Dylan and his music are parts of a rich tradition going back to Homer and in the modern period reaching back to the 17th century in folk ballads.
Here I selectively play and discuss mainly live concert recordings and the recordings of singers (Martin Carthy, Charlie Patton, the Stanley Brothers, all the way to Warren Zevon) who inspired Dylan’s own songs or were singled out by Dylan himself in his concerts as special.
I hope you enjoy these masterworks and my commentary on them.
On December 1, 2010, I will give a second Poetry on the Plaza on Bob Dylan.
The topic will be “Harmonica Bob: The Ineffable Poetry of Bob Dylan.”
In it, I will discuss Dylan’s use of harmonica (an instrument that is very important in folk and blues traditions) in order to express meanings and feelings that cannot be said or to emphasize or create a tone for what has been said in sung words.
Dylan Song Poems 1963 through 2009
Recording Date 2010-05-14
Bob Dylan has been ‘accused’ of abandoning concerns about the ills and problems of society when he made the shift around 1965 from the traditional folk music scene to writing and performing his own at times deeply personal music.
There is also a controversy over whether Dylan’s lyrics can stand alone on their own as poetry.
Here I read the lyrics of selected Dylan songs from 1963 right up to the present. I provide minimal commentary aimed a contextualizing more than advancing any arguments.
These song poems include: “Ballad of Hollis Brown,” “I Dreamed I Saw St. Augustine,” “Señor,” “Blind Willie McTell,” “Foot of Pride,” “What Was It You Wanted,” “Love Henry,” “Not Dark Yet,” “Mississippi,” “Ain’t Talkin’,” and “Forgetful Heart.”
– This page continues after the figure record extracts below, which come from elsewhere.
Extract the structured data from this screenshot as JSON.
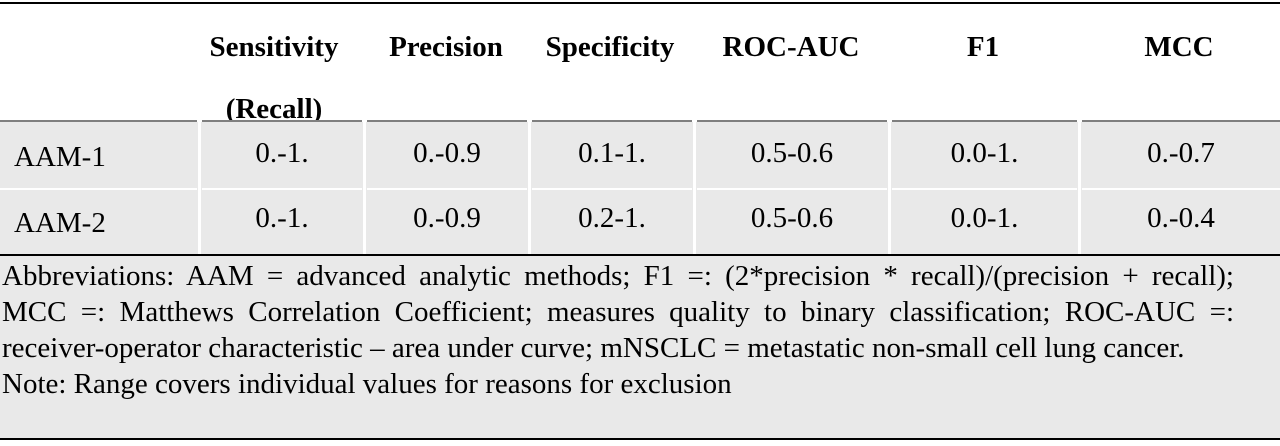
{
  "table": {
    "columns": [
      {
        "key": "sensitivity",
        "label_line1": "Sensitivity",
        "label_line2": "(Recall)"
      },
      {
        "key": "precision",
        "label_line1": "Precision"
      },
      {
        "key": "specificity",
        "label_line1": "Specificity"
      },
      {
        "key": "roc_auc",
        "label_line1": "ROC-AUC"
      },
      {
        "key": "f1",
        "label_line1": "F1"
      },
      {
        "key": "mcc",
        "label_line1": "MCC"
      }
    ],
    "rows": [
      {
        "label": "AAM-1",
        "values": [
          "0.-1.",
          "0.-0.9",
          "0.1-1.",
          "0.5-0.6",
          "0.0-1.",
          "0.-0.7"
        ]
      },
      {
        "label": "AAM-2",
        "values": [
          "0.-1.",
          "0.-0.9",
          "0.2-1.",
          "0.5-0.6",
          "0.0-1.",
          "0.-0.4"
        ]
      }
    ]
  },
  "footnotes": {
    "abbreviations": "Abbreviations: AAM = advanced analytic methods; F1 =: (2*precision * recall)/(precision + recall); MCC =: Matthews Correlation Coefficient; measures quality to binary classification; ROC-AUC =: receiver-operator characteristic – area under curve; mNSCLC = metastatic non-small cell lung cancer.",
    "note": "Note: Range covers individual values for reasons for exclusion"
  },
  "colors": {
    "body_shading": "#e9e9e9",
    "rule": "#000000",
    "header_rule": "#7f7f7f"
  }
}
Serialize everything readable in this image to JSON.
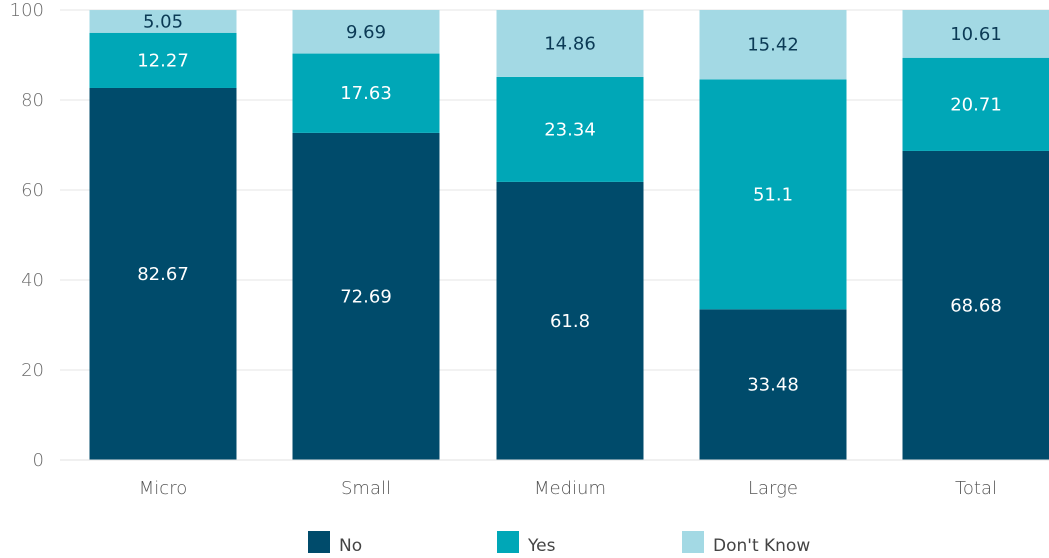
{
  "chart_data": {
    "type": "bar",
    "stacked": true,
    "categories": [
      "Micro",
      "Small",
      "Medium",
      "Large",
      "Total"
    ],
    "series": [
      {
        "name": "No",
        "color": "#004b6b",
        "label_color": "#ffffff",
        "values": [
          82.67,
          72.69,
          61.8,
          33.48,
          68.68
        ]
      },
      {
        "name": "Yes",
        "color": "#00a7b7",
        "label_color": "#ffffff",
        "values": [
          12.27,
          17.63,
          23.34,
          51.1,
          20.71
        ]
      },
      {
        "name": "Don't Know",
        "color": "#a3d9e4",
        "label_color": "#0b3a55",
        "values": [
          5.05,
          9.69,
          14.86,
          15.42,
          10.61
        ]
      }
    ],
    "y_ticks": [
      0,
      20,
      40,
      60,
      80,
      100
    ],
    "ylim": [
      0,
      100
    ],
    "grid": true,
    "legend_position": "bottom",
    "xlabel": "",
    "ylabel": "",
    "title": ""
  }
}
All of them reflect Dylan’s continuing and keen interest in the human condition, the human spirit and the human heart.
My thanks to Michael Heidenreich and the UT Austin College of Liberal Arts Instructional Technology Services for producing these audio files in connection with my honors seminars on war and violence and on the history of song as social commentary.